Could it be any other dependency updated like axis2? What should be my next steps to find out? thanks

Note: using tomcat 8.5.19

Answer 1

So solution found, at SaxUtils.java as someone mentioned there is a

factory = XMLInputFactory.newInstance();

Where we can see from where it is loaded.

There was actually a conflict in axis2 so by excluding neethi

compile('org.apache.axis2:axis2-transport-http:1.5.1') {
    exclude group: 'javax.servlet', module: 'servlet-api'
    exclude module: 'XmlSchema'
    exclude group: 'org.apache.neethi', module: 'neethi'
    exclude group: 'org.codehaus.woodstox'
}
runtime ('org.apache.axis2:axis2-transport-local:1.5.1'){
    exclude group: 'org.codehaus.woodstox', module: 'wstx-asl'
}

the conflict was gone.

Answer 2

I would like to confirm with 'dotmindlabs' on the issue with Axis2. I also used a few packages from Axis2 whilst implementing Apache CXF 3.2.1. I had the same problem "Cannot create a secure XMLInputFactory"

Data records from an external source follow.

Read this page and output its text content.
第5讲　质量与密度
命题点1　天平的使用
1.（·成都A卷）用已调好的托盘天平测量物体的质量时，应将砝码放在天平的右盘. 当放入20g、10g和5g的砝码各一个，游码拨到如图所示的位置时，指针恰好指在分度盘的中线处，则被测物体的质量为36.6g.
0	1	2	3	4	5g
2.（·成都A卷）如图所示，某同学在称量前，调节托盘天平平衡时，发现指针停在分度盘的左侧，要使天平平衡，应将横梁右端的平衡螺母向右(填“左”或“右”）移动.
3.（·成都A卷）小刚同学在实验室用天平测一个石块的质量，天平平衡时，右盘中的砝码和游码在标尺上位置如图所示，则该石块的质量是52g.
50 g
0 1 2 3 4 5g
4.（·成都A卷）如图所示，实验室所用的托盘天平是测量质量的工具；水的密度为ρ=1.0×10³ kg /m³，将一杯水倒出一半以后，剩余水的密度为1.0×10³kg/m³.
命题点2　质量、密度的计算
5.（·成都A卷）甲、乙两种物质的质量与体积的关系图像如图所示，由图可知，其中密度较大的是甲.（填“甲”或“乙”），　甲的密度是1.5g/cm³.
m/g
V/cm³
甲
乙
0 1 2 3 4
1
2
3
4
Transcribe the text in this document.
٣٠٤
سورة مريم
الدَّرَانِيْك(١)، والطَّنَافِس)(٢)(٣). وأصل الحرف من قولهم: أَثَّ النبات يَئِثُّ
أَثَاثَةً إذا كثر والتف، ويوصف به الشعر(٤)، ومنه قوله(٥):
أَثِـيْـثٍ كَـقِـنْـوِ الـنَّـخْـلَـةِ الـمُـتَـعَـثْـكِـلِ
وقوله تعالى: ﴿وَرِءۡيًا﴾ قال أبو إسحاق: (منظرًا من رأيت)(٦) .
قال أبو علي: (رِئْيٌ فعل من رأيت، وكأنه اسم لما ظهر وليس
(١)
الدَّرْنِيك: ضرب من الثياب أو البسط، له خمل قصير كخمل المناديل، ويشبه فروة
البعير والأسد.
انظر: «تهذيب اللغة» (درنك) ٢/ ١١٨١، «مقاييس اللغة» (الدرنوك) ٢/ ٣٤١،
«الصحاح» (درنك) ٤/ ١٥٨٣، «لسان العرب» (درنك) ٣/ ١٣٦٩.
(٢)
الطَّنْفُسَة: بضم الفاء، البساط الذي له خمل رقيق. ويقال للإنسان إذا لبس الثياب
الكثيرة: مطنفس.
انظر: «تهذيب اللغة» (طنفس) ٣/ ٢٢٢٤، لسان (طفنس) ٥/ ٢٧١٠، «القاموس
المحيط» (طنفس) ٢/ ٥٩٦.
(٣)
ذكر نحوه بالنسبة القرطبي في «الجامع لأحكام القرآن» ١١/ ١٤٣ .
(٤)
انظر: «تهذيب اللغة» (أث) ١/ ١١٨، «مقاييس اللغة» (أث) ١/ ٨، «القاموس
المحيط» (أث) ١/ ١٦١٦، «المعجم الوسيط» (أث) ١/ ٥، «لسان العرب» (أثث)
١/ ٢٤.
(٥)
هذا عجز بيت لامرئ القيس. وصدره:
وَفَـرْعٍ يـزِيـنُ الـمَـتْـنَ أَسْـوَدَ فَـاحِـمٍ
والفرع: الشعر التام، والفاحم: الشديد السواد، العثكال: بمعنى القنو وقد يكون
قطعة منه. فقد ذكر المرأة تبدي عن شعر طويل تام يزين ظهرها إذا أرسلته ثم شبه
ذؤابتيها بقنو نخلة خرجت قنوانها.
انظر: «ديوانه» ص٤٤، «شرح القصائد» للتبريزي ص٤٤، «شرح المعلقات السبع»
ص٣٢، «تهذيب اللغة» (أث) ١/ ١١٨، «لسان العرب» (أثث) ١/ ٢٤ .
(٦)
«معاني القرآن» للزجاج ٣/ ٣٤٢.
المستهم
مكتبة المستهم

The issue was strictly to do with the additional libraries Axis2 Implements.

I have provided below the dependency (Maven) changes required to resolve this issue.

  <!-- https://mvnrepository.com/artifact/org.apache.axis2/axis2-transport-http -->
    <dependency>
        <groupId>org.apache.axis2</groupId>
        <artifactId>axis2-transport-http</artifactId>
        <version>1.6.2</version>
        <exclusions>
            <exclusion>
                <groupId>org.apache.ws.commons.schema</groupId>
                <artifactId>XmlSchema</artifactId>
            </exclusion>
            <exclusion>
                <groupId>javax.servlet</groupId>
                <artifactId>servlet-api</artifactId>
            </exclusion>
            <exclusion>
                <groupId>org.apache.neethi</groupId>
                <artifactId>neethi</artifactId>
            </exclusion>
            <exclusion>
                <groupId>org.codehaus.woodstox</groupId>
                <artifactId>wstx-asl</artifactId>
            </exclusion>
        </exclusions>
    </dependency>

I hope this helps people in the future who run into this problem.